We have those 1,200 or 1,400 medical volunteers who come in with different clinical backgrounds, and the marathon can be different than what they’re used to. So, we put together PowerPoint presentations that we send out to get everyone up to speed on the best practices and things they’ll see on race day. We also communicate to the team leaders who disseminate messaging to their race day staff. On the morning of the race, we also have some time for our teams to run through all types of scenarios.
How do you tweak the processes from year-to-year?
Two weeks after the marathon, we have a meeting every year to learn from the past event and discuss new and better things we can do in the next event. They’re usually little tweaks, since at this point we work at a pretty high level, and we have high expectations on us, so it’s mainly enhancing what we currently have in place. For example, the Event Alert System was enhanced in 2008, and it was something not done before then, but the way we’ve been able to maximize that system has been a definite positive tool for us.
What exactly does the Event Alert System do?
It’s a colored flag system that’s not simply meant for weather but for any sort of incident or situation that could occur on race day. Weather is the easiest example, though, like this weekend is supposed to be sunny and a little mild, but we never know about lightning or thunder until the day of the race. Those are scenarios we have to be prepared for, and we have to communicate that information to the runners, so that’s why that system is in place. We educate both the volunteers and runners in advance so they are aware of the system and educated on it. Especially for the runners, when you’re in the heat of running the race, it’s a good reminder for you to stay aware of what’s going on around you.
You took over in 2007, which was the hottest race day on record and resulted in one death and many hospitalizations – have new contingency plans been put in place following that year?
In 2007, we made the decision to stop the race, and I think that was a correct decision, in that we set a precedent in regard to protocol during extreme heat. As far as hospitalizations go, we’ve had them in years past, we’ll have them this year, just like every year.
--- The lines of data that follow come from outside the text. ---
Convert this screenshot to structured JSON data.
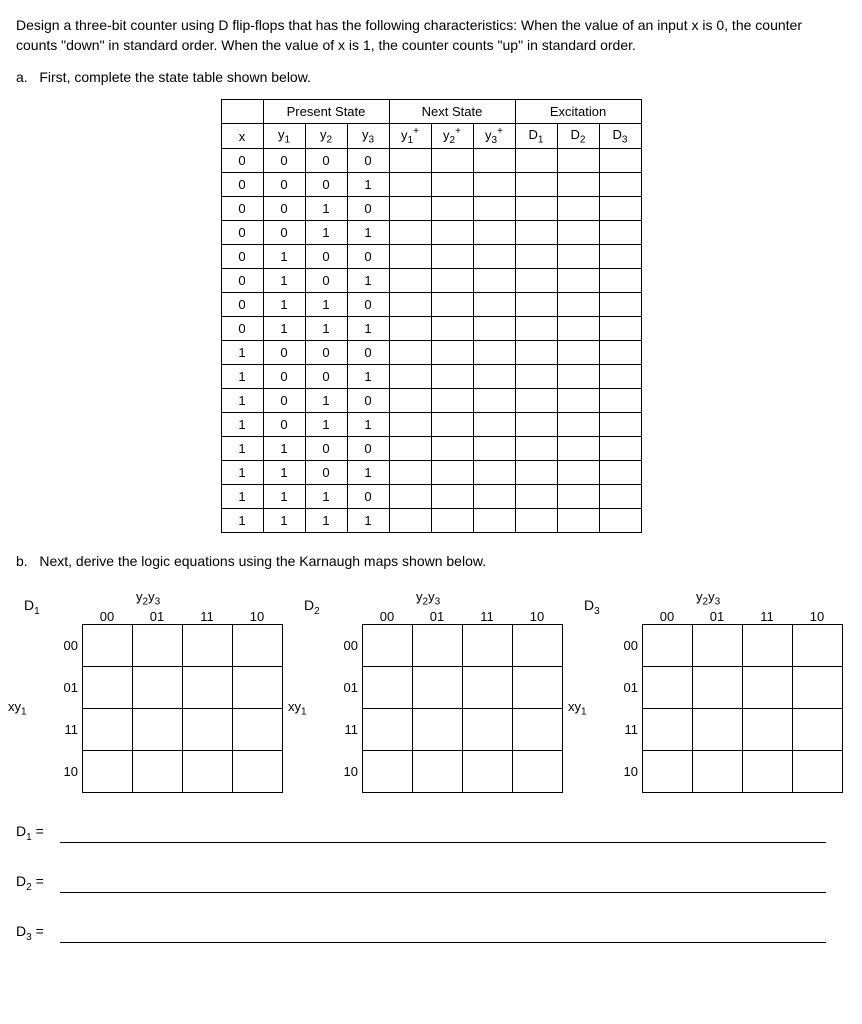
{
  "problem": {
    "text": "Design a three-bit counter using D flip-flops that has the following characteristics: When the value of an input x is 0, the counter counts \"down\" in standard order. When the value of x is 1, the counter counts \"up\" in standard order."
  },
  "partA": {
    "label": "a.",
    "text": "First, complete the state table shown below."
  },
  "stateTable": {
    "groupHeaders": [
      "",
      "Present State",
      "Next State",
      "Excitation"
    ],
    "columns": [
      "x",
      "y₁",
      "y₂",
      "y₃",
      "y₁⁺",
      "y₂⁺",
      "y₃⁺",
      "D₁",
      "D₂",
      "D₃"
    ],
    "rows": [
      [
        "0",
        "0",
        "0",
        "0",
        "",
        "",
        "",
        "",
        "",
        ""
      ],
      [
        "0",
        "0",
        "0",
        "1",
        "",
        "",
        "",
        "",
        "",
        ""
      ],
      [
        "0",
        "0",
        "1",
        "0",
        "",
        "",
        "",
        "",
        "",
        ""
      ],
      [
        "0",
        "0",
        "1",
        "1",
        "",
        "",
        "",
        "",
        "",
        ""
      ],
      [
        "0",
        "1",
        "0",
        "0",
        "",
        "",
        "",
        "",
        "",
        ""
      ],
      [
        "0",
        "1",
        "0",
        "1",
        "",
        "",
        "",
        "",
        "",
        ""
      ],
      [
        "0",
        "1",
        "1",
        "0",
        "",
        "",
        "",
        "",
        "",
        ""
      ],
      [
        "0",
        "1",
        "1",
        "1",
        "",
        "",
        "",
        "",
        "",
        ""
      ],
      [
        "1",
        "0",
        "0",
        "0",
        "",
        "",
        "",
        "",
        "",
        ""
      ],
      [
        "1",
        "0",
        "0",
        "1",
        "",
        "",
        "",
        "",
        "",
        ""
      ],
      [
        "1",
        "0",
        "1",
        "0",
        "",
        "",
        "",
        "",
        "",
        ""
      ],
      [
        "1",
        "0",
        "1",
        "1",
        "",
        "",
        "",
        "",
        "",
        ""
      ],
      [
        "1",
        "1",
        "0",
        "0",
        "",
        "",
        "",
        "",
        "",
        ""
      ],
      [
        "1",
        "1",
        "0",
        "1",
        "",
        "",
        "",
        "",
        "",
        ""
      ],
      [
        "1",
        "1",
        "1",
        "0",
        "",
        "",
        "",
        "",
        "",
        ""
      ],
      [
        "1",
        "1",
        "1",
        "1",
        "",
        "",
        "",
        "",
        "",
        ""
      ]
    ]
  },
  "partB": {
    "label": "b.",
    "text": "Next, derive the logic equations using the Karnaugh maps shown below."
  },
  "kmaps": {
    "colVar": "y₂y₃",
    "rowVar": "xy₁",
    "colLabels": [
      "00",
      "01",
      "11",
      "10"
    ],
    "rowLabels": [
      "00",
      "01",
      "11",
      "10"
    ],
    "maps": [
      {
        "name": "D₁"
      },
      {
        "name": "D₂"
      },
      {
        "name": "D₃"
      }
    ]
  },
  "equations": [
    {
      "label": "D₁ ="
    },
    {
      "label": "D₂ ="
    },
    {
      "label": "D₃ ="
    }
  ],
  "style": {
    "background_color": "#ffffff",
    "text_color": "#000000",
    "border_color": "#000000",
    "font_family": "Arial, sans-serif",
    "base_fontsize": 14,
    "table_cell_width": 42,
    "table_cell_height": 24,
    "kmap_cell_width": 50,
    "kmap_cell_height": 42
  }
}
The event is obviously concerned about the health and safety of the runners, and that’s really why those hospitalizations occur, because runners are identified who need that assistance.
Having been a consulting physician and now director, what lessons have you learned?
I’ve learned that runners are a pretty resilient breed, and I definitely appreciate each individual runner now. Each runner is bringing a different perspective and medical history and cause to the race, and I’ve grown to appreciate that aspect. Most importantly, though, it’s made me appreciate this great city – Chicago is one of the greatest cities in the world, and it happens to be home to one of the greatest marathons in the world.
What reminders do you have to the runners to help make your job easier on race day?
Specifically for this year, realize that you’re going to be running in temperatures of mid-60’s to 70’s. Some individuals come out in pants or tights or sweatshirts, but they should be prepared to come out in shorts and a shirt instead. Those are the kinds of little things that can make a big difference. Also stick to your plan, because what’s worked in the last four or five months of training, should work for the marathon itself. Drink to thirst, and once you get there, focus on communication during the race.